All’azienda continuano ad arrivare numerosi certificati di malattia e sostituire 50–60 autisti contemporaneamente è diventato impossibile. Il risultato sono pesanti disservizi e disagi per i pendolari. Dopo tre giorni di criticità, la situazione è ormai insostenibile per studenti e lavoratori, tanto da richiedere l’intervento della Regione Puglia.
L’assessore regionale alle Infrastrutture e Mobilità, Raffaele Piemontese, ha convocato per martedì prossimo i vertici aziendali per un confronto urgente su quanto accaduto e sul rispetto del contratto di servizio con la Regione, coinvolgendo successivamente anche i sindacati del trasporto.
Nella giornata di ieri l’assessore ha avuto un lungo colloquio telefonico con l’amministratore della società, Giorgio Botti, per fare il punto sulla situazione e individuare misure immediate per limitare i disagi ai cittadini.
«Il diritto alla protesta — ha dichiarato Piemontese — è costituzionalmente garantito, ma deve essere esercitato nelle forme corrette. Non possono essere i cittadini più fragili a pagarne il prezzo». L’assessore ha ricordato che non è accettabile lasciare a piedi lavoratori diretti a fabbriche, uffici, cantieri e ospedali, studenti in viaggio verso scuole e università, operatori sanitari, anziani e persone che devono accedere a servizi essenziali. «Il trasporto pubblico è un servizio fondamentale e va garantito».

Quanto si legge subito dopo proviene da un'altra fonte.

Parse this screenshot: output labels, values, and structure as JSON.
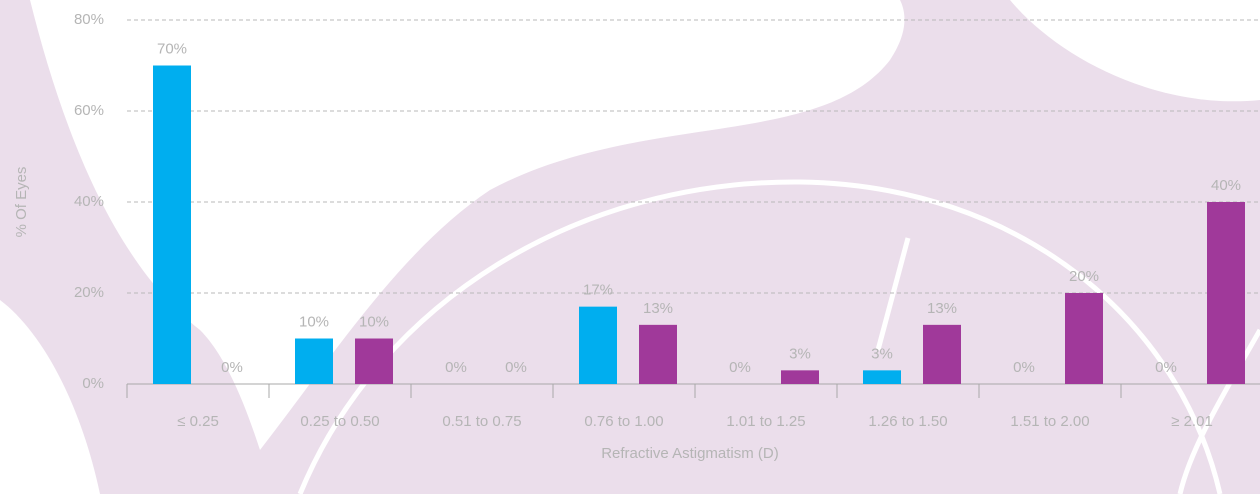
{
  "chart_data": {
    "type": "bar",
    "x_label": "Refractive Astigmatism (D)",
    "y_label": "% Of Eyes",
    "categories": [
      "≤ 0.25",
      "0.25 to 0.50",
      "0.51 to 0.75",
      "0.76 to 1.00",
      "1.01 to 1.25",
      "1.26 to 1.50",
      "1.51 to 2.00",
      "≥ 2.01"
    ],
    "series": [
      {
        "color": "#00aeef",
        "values": [
          70,
          10,
          0,
          17,
          0,
          3,
          0,
          0
        ],
        "value_labels": [
          "70%",
          "10%",
          "0%",
          "17%",
          "0%",
          "3%",
          "0%",
          "0%"
        ]
      },
      {
        "color": "#a0399a",
        "values": [
          0,
          10,
          0,
          13,
          3,
          13,
          20,
          40
        ],
        "value_labels": [
          "0%",
          "10%",
          "0%",
          "13%",
          "3%",
          "13%",
          "20%",
          "40%"
        ]
      }
    ],
    "ylim": [
      0,
      80
    ],
    "yticks": [
      {
        "value": 0,
        "label": "0%"
      },
      {
        "value": 20,
        "label": "20%"
      },
      {
        "value": 40,
        "label": "40%"
      },
      {
        "value": 60,
        "label": "60%"
      },
      {
        "value": 80,
        "label": "80%"
      }
    ],
    "grid": true
  }
}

La Regione chiederà all’azienda di adottare tutte le misure necessarie per ridurre i disagi e assicurare almeno i livelli minimi di mobilità, auspicando al contempo che il confronto con le organizzazioni sindacali torni su un terreno responsabile: «Le vertenze si risolvono al tavolo, non mettendo in difficoltà intere comunità».